In 1998 Arnett narrated a joint venture between CNN and Time Magazine called NewsStand, which described what he called "Operation Tailwind." The report said that the US Army had used Sarin against a group of deserting US soldiers in Laos in 1970. In response, The Pentagon commissioned another report contradicting CNN's. CNN subsequently retracted the story after conducting an internal investigation, and a number of the persons responsible for the report were fired or forced to resign. Arnett was reprimanded by his employer, and his contract was not renewed.

Interview in Iraq

On assignment for NBC and National Geographic, Arnett went to Iraq in 2003 to cover the U.S. invasion. After a press meeting there he granted an interview to state-run Iraq TV on March 31, 2003, in which he stated, "Now America is reappraising the battlefield, delaying the war against Iraq, maybe a week and rewriting the war plan. The first plan has failed because of Iraqi resistance. Now they are trying to write another plan... So our reports about civilian casualties here, about the resistance of the Iraqi forces, are going back to the United States. It helps those who oppose the war when you challenge the policy to develop their arguments."
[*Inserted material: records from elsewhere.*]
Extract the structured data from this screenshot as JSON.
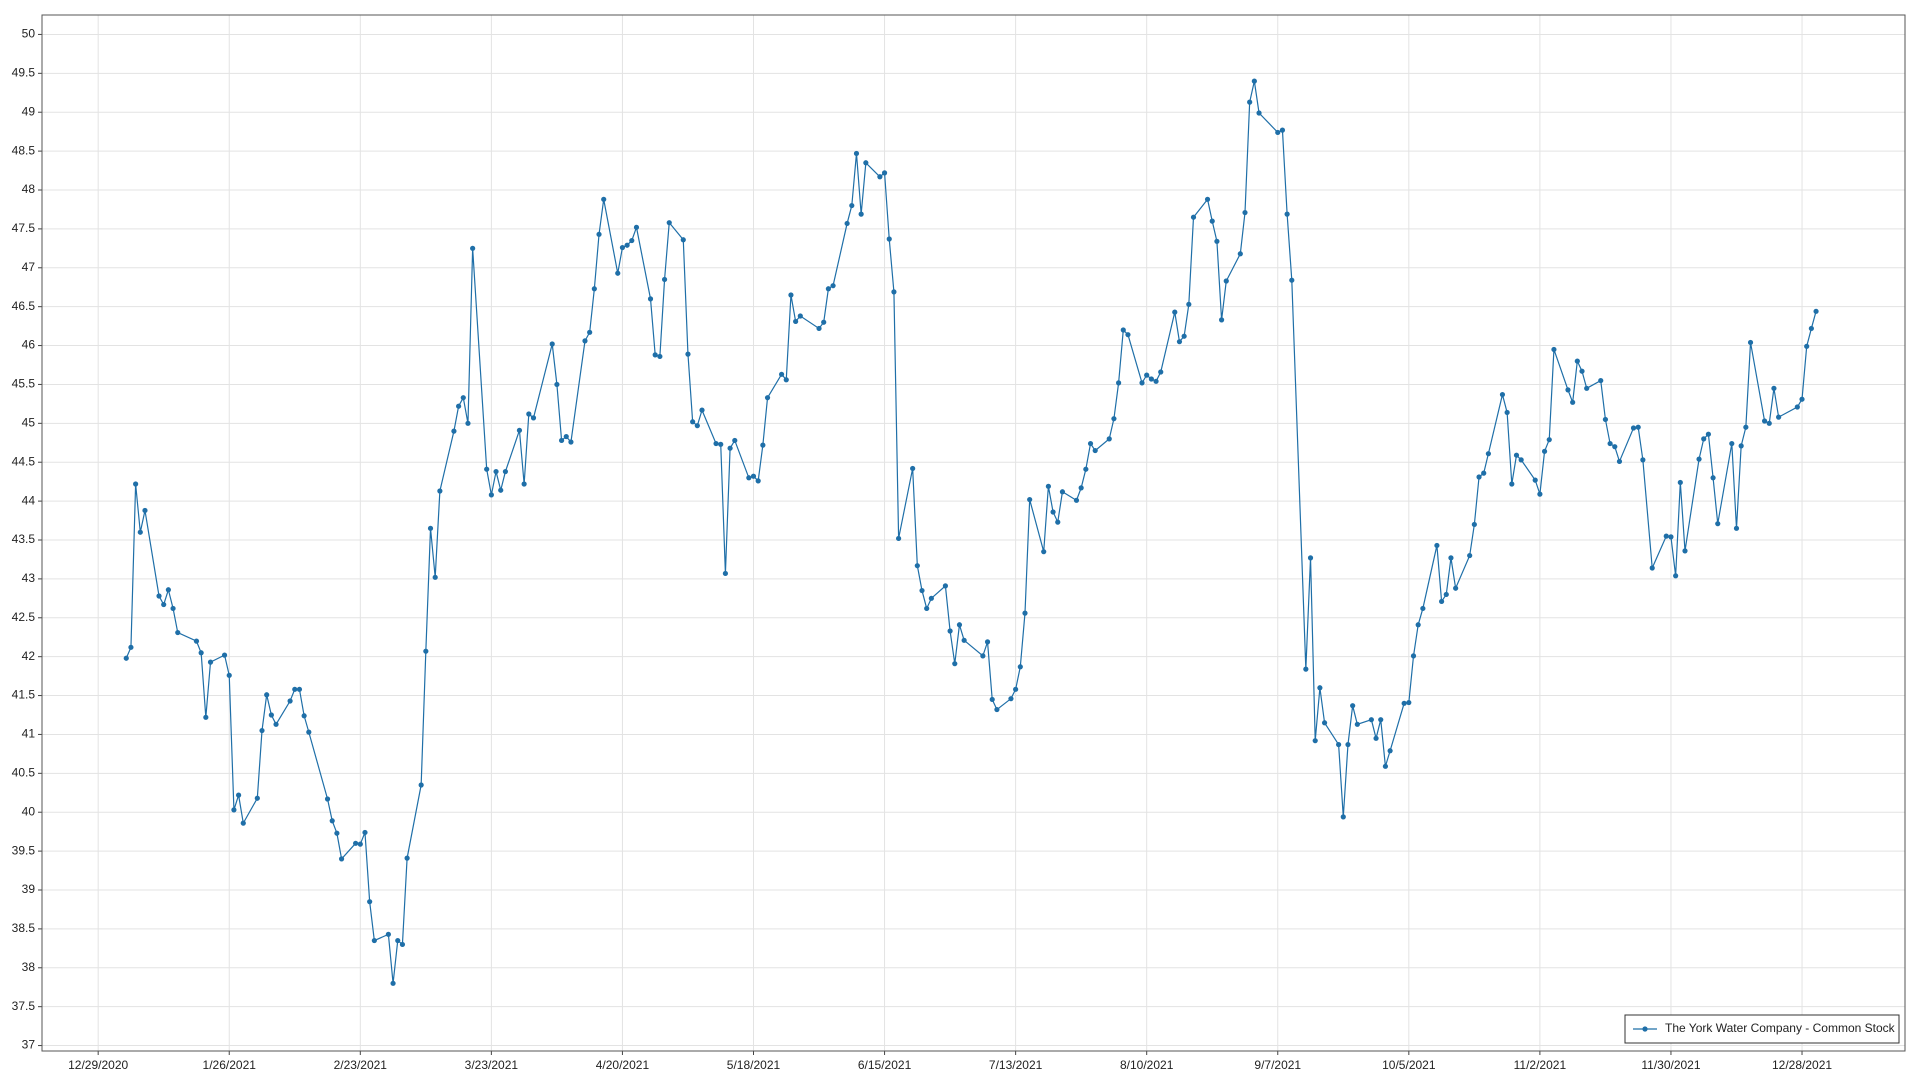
{
  "chart_data": {
    "type": "line",
    "xlim": [
      "12/17/2020",
      "1/19/2022"
    ],
    "xticks": [
      "12/29/2020",
      "1/26/2021",
      "2/23/2021",
      "3/23/2021",
      "4/20/2021",
      "5/18/2021",
      "6/15/2021",
      "7/13/2021",
      "8/10/2021",
      "9/7/2021",
      "10/5/2021",
      "11/2/2021",
      "11/30/2021",
      "12/28/2021"
    ],
    "ylim": [
      36.93,
      50.25
    ],
    "yticks": [
      37,
      37.5,
      38,
      38.5,
      39,
      39.5,
      40,
      40.5,
      41,
      41.5,
      42,
      42.5,
      43,
      43.5,
      44,
      44.5,
      45,
      45.5,
      46,
      46.5,
      47,
      47.5,
      48,
      48.5,
      49,
      49.5,
      50
    ],
    "grid": true,
    "legend": "lower right",
    "x": [
      "1/4/2021",
      "1/5/2021",
      "1/6/2021",
      "1/7/2021",
      "1/8/2021",
      "1/11/2021",
      "1/12/2021",
      "1/13/2021",
      "1/14/2021",
      "1/15/2021",
      "1/19/2021",
      "1/20/2021",
      "1/21/2021",
      "1/22/2021",
      "1/25/2021",
      "1/26/2021",
      "1/27/2021",
      "1/28/2021",
      "1/29/2021",
      "2/1/2021",
      "2/2/2021",
      "2/3/2021",
      "2/4/2021",
      "2/5/2021",
      "2/8/2021",
      "2/9/2021",
      "2/10/2021",
      "2/11/2021",
      "2/12/2021",
      "2/16/2021",
      "2/17/2021",
      "2/18/2021",
      "2/19/2021",
      "2/22/2021",
      "2/23/2021",
      "2/24/2021",
      "2/25/2021",
      "2/26/2021",
      "3/1/2021",
      "3/2/2021",
      "3/3/2021",
      "3/4/2021",
      "3/5/2021",
      "3/8/2021",
      "3/9/2021",
      "3/10/2021",
      "3/11/2021",
      "3/12/2021",
      "3/15/2021",
      "3/16/2021",
      "3/17/2021",
      "3/18/2021",
      "3/19/2021",
      "3/22/2021",
      "3/23/2021",
      "3/24/2021",
      "3/25/2021",
      "3/26/2021",
      "3/29/2021",
      "3/30/2021",
      "3/31/2021",
      "4/1/2021",
      "4/5/2021",
      "4/6/2021",
      "4/7/2021",
      "4/8/2021",
      "4/9/2021",
      "4/12/2021",
      "4/13/2021",
      "4/14/2021",
      "4/15/2021",
      "4/16/2021",
      "4/19/2021",
      "4/20/2021",
      "4/21/2021",
      "4/22/2021",
      "4/23/2021",
      "4/26/2021",
      "4/27/2021",
      "4/28/2021",
      "4/29/2021",
      "4/30/2021",
      "5/3/2021",
      "5/4/2021",
      "5/5/2021",
      "5/6/2021",
      "5/7/2021",
      "5/10/2021",
      "5/11/2021",
      "5/12/2021",
      "5/13/2021",
      "5/14/2021",
      "5/17/2021",
      "5/18/2021",
      "5/19/2021",
      "5/20/2021",
      "5/21/2021",
      "5/24/2021",
      "5/25/2021",
      "5/26/2021",
      "5/27/2021",
      "5/28/2021",
      "6/1/2021",
      "6/2/2021",
      "6/3/2021",
      "6/4/2021",
      "6/7/2021",
      "6/8/2021",
      "6/9/2021",
      "6/10/2021",
      "6/11/2021",
      "6/14/2021",
      "6/15/2021",
      "6/16/2021",
      "6/17/2021",
      "6/18/2021",
      "6/21/2021",
      "6/22/2021",
      "6/23/2021",
      "6/24/2021",
      "6/25/2021",
      "6/28/2021",
      "6/29/2021",
      "6/30/2021",
      "7/1/2021",
      "7/2/2021",
      "7/6/2021",
      "7/7/2021",
      "7/8/2021",
      "7/9/2021",
      "7/12/2021",
      "7/13/2021",
      "7/14/2021",
      "7/15/2021",
      "7/16/2021",
      "7/19/2021",
      "7/20/2021",
      "7/21/2021",
      "7/22/2021",
      "7/23/2021",
      "7/26/2021",
      "7/27/2021",
      "7/28/2021",
      "7/29/2021",
      "7/30/2021",
      "8/2/2021",
      "8/3/2021",
      "8/4/2021",
      "8/5/2021",
      "8/6/2021",
      "8/9/2021",
      "8/10/2021",
      "8/11/2021",
      "8/12/2021",
      "8/13/2021",
      "8/16/2021",
      "8/17/2021",
      "8/18/2021",
      "8/19/2021",
      "8/20/2021",
      "8/23/2021",
      "8/24/2021",
      "8/25/2021",
      "8/26/2021",
      "8/27/2021",
      "8/30/2021",
      "8/31/2021",
      "9/1/2021",
      "9/2/2021",
      "9/3/2021",
      "9/7/2021",
      "9/8/2021",
      "9/9/2021",
      "9/10/2021",
      "9/13/2021",
      "9/14/2021",
      "9/15/2021",
      "9/16/2021",
      "9/17/2021",
      "9/20/2021",
      "9/21/2021",
      "9/22/2021",
      "9/23/2021",
      "9/24/2021",
      "9/27/2021",
      "9/28/2021",
      "9/29/2021",
      "9/30/2021",
      "10/1/2021",
      "10/4/2021",
      "10/5/2021",
      "10/6/2021",
      "10/7/2021",
      "10/8/2021",
      "10/11/2021",
      "10/12/2021",
      "10/13/2021",
      "10/14/2021",
      "10/15/2021",
      "10/18/2021",
      "10/19/2021",
      "10/20/2021",
      "10/21/2021",
      "10/22/2021",
      "10/25/2021",
      "10/26/2021",
      "10/27/2021",
      "10/28/2021",
      "10/29/2021",
      "11/1/2021",
      "11/2/2021",
      "11/3/2021",
      "11/4/2021",
      "11/5/2021",
      "11/8/2021",
      "11/9/2021",
      "11/10/2021",
      "11/11/2021",
      "11/12/2021",
      "11/15/2021",
      "11/16/2021",
      "11/17/2021",
      "11/18/2021",
      "11/19/2021",
      "11/22/2021",
      "11/23/2021",
      "11/24/2021",
      "11/26/2021",
      "11/29/2021",
      "11/30/2021",
      "12/1/2021",
      "12/2/2021",
      "12/3/2021",
      "12/6/2021",
      "12/7/2021",
      "12/8/2021",
      "12/9/2021",
      "12/10/2021",
      "12/13/2021",
      "12/14/2021",
      "12/15/2021",
      "12/16/2021",
      "12/17/2021",
      "12/20/2021",
      "12/21/2021",
      "12/22/2021",
      "12/23/2021",
      "12/27/2021",
      "12/28/2021",
      "12/29/2021",
      "12/30/2021",
      "12/31/2021"
    ],
    "series": [
      {
        "name": "The York Water Company - Common Stock",
        "color": "#1f6fa8",
        "values": [
          41.98,
          42.12,
          44.22,
          43.6,
          43.88,
          42.78,
          42.67,
          42.86,
          42.62,
          42.31,
          42.2,
          42.05,
          41.22,
          41.93,
          42.02,
          41.76,
          40.03,
          40.22,
          39.86,
          40.18,
          41.05,
          41.51,
          41.25,
          41.13,
          41.43,
          41.58,
          41.58,
          41.24,
          41.03,
          40.17,
          39.89,
          39.73,
          39.4,
          39.6,
          39.59,
          39.74,
          38.85,
          38.35,
          38.43,
          37.8,
          38.35,
          38.3,
          39.41,
          40.35,
          42.07,
          43.65,
          43.02,
          44.13,
          44.9,
          45.22,
          45.33,
          45.0,
          47.25,
          44.41,
          44.08,
          44.38,
          44.14,
          44.38,
          44.91,
          44.22,
          45.12,
          45.07,
          46.02,
          45.5,
          44.78,
          44.83,
          44.76,
          46.06,
          46.17,
          46.73,
          47.43,
          47.88,
          46.93,
          47.26,
          47.29,
          47.35,
          47.52,
          46.6,
          45.88,
          45.86,
          46.85,
          47.58,
          47.36,
          45.89,
          45.02,
          44.97,
          45.17,
          44.74,
          44.73,
          43.07,
          44.68,
          44.78,
          44.3,
          44.32,
          44.26,
          44.72,
          45.33,
          45.63,
          45.56,
          46.65,
          46.31,
          46.38,
          46.22,
          46.3,
          46.73,
          46.77,
          47.57,
          47.8,
          48.47,
          47.69,
          48.35,
          48.17,
          48.22,
          47.37,
          46.69,
          43.52,
          44.42,
          43.17,
          42.85,
          42.62,
          42.75,
          42.91,
          42.33,
          41.91,
          42.41,
          42.21,
          42.01,
          42.19,
          41.45,
          41.32,
          41.46,
          41.58,
          41.87,
          42.56,
          44.02,
          43.35,
          44.19,
          43.86,
          43.73,
          44.12,
          44.01,
          44.17,
          44.41,
          44.74,
          44.65,
          44.8,
          45.06,
          45.52,
          46.2,
          46.14,
          45.52,
          45.62,
          45.57,
          45.54,
          45.66,
          46.43,
          46.05,
          46.12,
          46.53,
          47.65,
          47.88,
          47.6,
          47.34,
          46.33,
          46.83,
          47.18,
          47.71,
          49.13,
          49.4,
          48.99,
          48.74,
          48.77,
          47.69,
          46.84,
          41.84,
          43.27,
          40.92,
          41.6,
          41.15,
          40.87,
          39.94,
          40.87,
          41.37,
          41.13,
          41.19,
          40.95,
          41.19,
          40.59,
          40.79,
          41.4,
          41.41,
          42.01,
          42.41,
          42.62,
          43.43,
          42.71,
          42.8,
          43.27,
          42.88,
          43.3,
          43.7,
          44.31,
          44.36,
          44.61,
          45.37,
          45.14,
          44.22,
          44.59,
          44.53,
          44.27,
          44.09,
          44.64,
          44.79,
          45.95,
          45.43,
          45.27,
          45.8,
          45.67,
          45.45,
          45.55,
          45.05,
          44.74,
          44.7,
          44.51,
          44.94,
          44.95,
          44.53,
          43.14,
          43.55,
          43.54,
          43.04,
          44.24,
          43.36,
          44.54,
          44.8,
          44.86,
          44.3,
          43.71,
          44.74,
          43.65,
          44.71,
          44.95,
          46.04,
          45.03,
          45.0,
          45.45,
          45.08,
          45.21,
          45.31,
          45.99,
          46.22,
          46.44
        ]
      }
    ]
  }
}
When Arnett's remarks sparked a "firestorm of protest", NBC initially defended him, saying he had given the interview as a professional courtesy and that his remarks were "analytical in nature". A day later, though, NBC, MSNBC and National Geographic all severed their relationships with Arnett.
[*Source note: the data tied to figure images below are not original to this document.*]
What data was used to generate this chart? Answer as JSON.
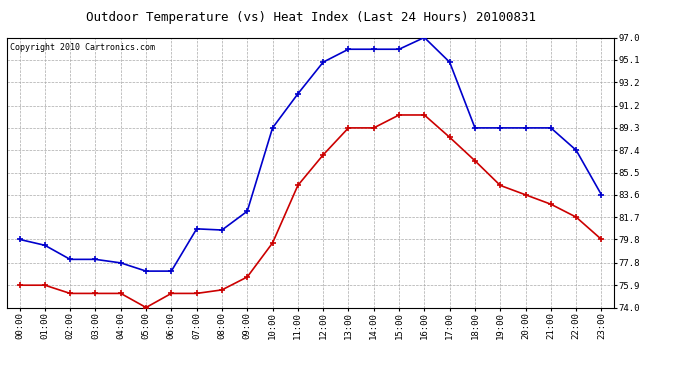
{
  "title": "Outdoor Temperature (vs) Heat Index (Last 24 Hours) 20100831",
  "copyright": "Copyright 2010 Cartronics.com",
  "hours": [
    "00:00",
    "01:00",
    "02:00",
    "03:00",
    "04:00",
    "05:00",
    "06:00",
    "07:00",
    "08:00",
    "09:00",
    "10:00",
    "11:00",
    "12:00",
    "13:00",
    "14:00",
    "15:00",
    "16:00",
    "17:00",
    "18:00",
    "19:00",
    "20:00",
    "21:00",
    "22:00",
    "23:00"
  ],
  "blue_data": [
    79.8,
    79.3,
    78.1,
    78.1,
    77.8,
    77.1,
    77.1,
    80.7,
    80.6,
    82.2,
    89.3,
    92.2,
    94.9,
    96.0,
    96.0,
    96.0,
    97.0,
    94.9,
    89.3,
    89.3,
    89.3,
    89.3,
    87.4,
    83.6
  ],
  "red_data": [
    75.9,
    75.9,
    75.2,
    75.2,
    75.2,
    74.0,
    75.2,
    75.2,
    75.5,
    76.6,
    79.5,
    84.4,
    87.0,
    89.3,
    89.3,
    90.4,
    90.4,
    88.5,
    86.5,
    84.4,
    83.6,
    82.8,
    81.7,
    79.8
  ],
  "blue_color": "#0000cc",
  "red_color": "#cc0000",
  "bg_color": "#ffffff",
  "grid_color": "#aaaaaa",
  "ylim_min": 74.0,
  "ylim_max": 97.0,
  "yticks": [
    74.0,
    75.9,
    77.8,
    79.8,
    81.7,
    83.6,
    85.5,
    87.4,
    89.3,
    91.2,
    93.2,
    95.1,
    97.0
  ],
  "title_fontsize": 9,
  "copyright_fontsize": 6,
  "tick_fontsize": 6.5
}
In response to Arnett's statement on Iraqi TV, the corporation stated, "It was wrong for Mr. Arnett to grant an interview with state-controlled Iraqi TV, especially at a time of war and it was wrong for him to discuss his personal observations and opinions." Arnett responded, "My stupid misjudgment was to spend fifteen minutes in an impromptu interview with Iraqi television...I said in that interview essentially what we all know about the war, that there have been delays in implementing policy, there have been surprises."

Later that day, Arnett was hired by the British tabloid newspaper the Daily Mirror, which opposed the war. A couple of days later he was also assigned to Greek television channel NET television, and Belgian VTM.

Quotes

  • Arnett quoting a U.S. army officer in Vietnam, when asked about the background for the use of much heavy artillery against a small village. Whether Arnett made this up or not is disputed, as the officer in question cannot remember making the statement:
"We had to destroy the village in order to save it."
  • When asking Saddam Hussein if he realized he had made a mistake by not withdrawing from Kuwait at the insistence of the coalition, Saddam answered:
"I don't care of the consequences, Allah is beside me in this struggle."
  • When asked what he intended to do after being fired from NBC in 2003:
"There's a small island, inhabited in the South Pacific, that I will try to swim to."